Liputan6.com, Jakarta - Gerak Indeks Harga Saham Gabungan (IHSG) bergerak menguat selama sepekan. Hal itu didorong penguatan saham unggulan.
Mengutip laporan PT Ashmore Assets Management Indonesia, Sabtu (9/12/2017), IHSG naik 1,32 persen dari posisi 5.952 pada 30 November 2017 menjadi 6.030 pada 8 Desember 2017.

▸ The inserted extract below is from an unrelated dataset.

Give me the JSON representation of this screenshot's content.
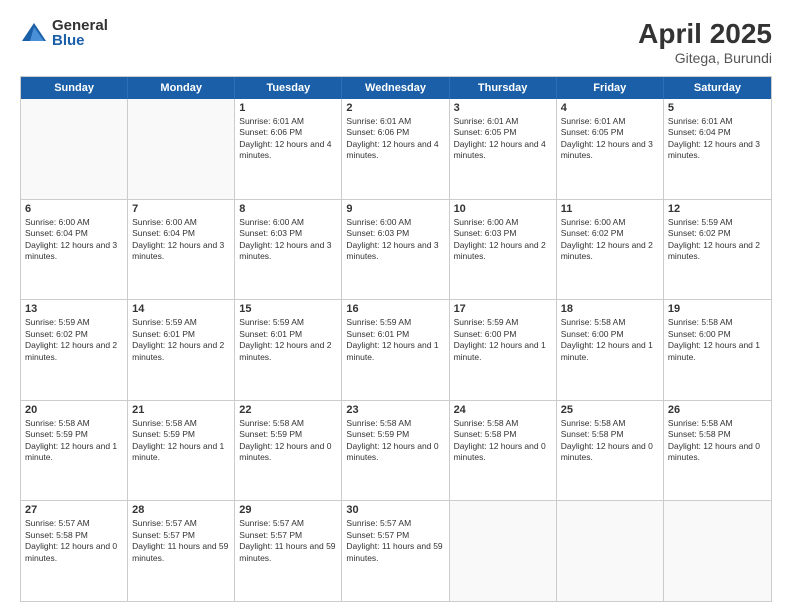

Penguatan IHSG didorong saham-saham unggulan naik 2,59 persen selama sepekan. Saham-saham unggulan masuk LQ45 itu menguat usai alami aksi jual pada pekan lalu. Sementara itu, investor asing juga masih melakukan aksi jual. Investor asing melakukan aksi jual sekitar US$ 349 juta.
Baca Juga
Advertisement
Di pasar surat utang atau obligasi, indeks saham obligasi turun 0,3 persen. Imbal hasil surat utang atau obligasi bertenor 10 tahun menguat menjadi 6,56 persen. Investor asing melakukan aksi jual US$ 164 juta di pasar obligasi.
Dalam laporan Ashmore juga menyebutkan, IHSG sempat sentuh berada di level terendah dan tertinggi pada November 2017. IHSG sempat ditutup di level 5.952 pada November atau turun 0,89 persen lantaran aksi jual investor asing terutama di pasar negosiasi.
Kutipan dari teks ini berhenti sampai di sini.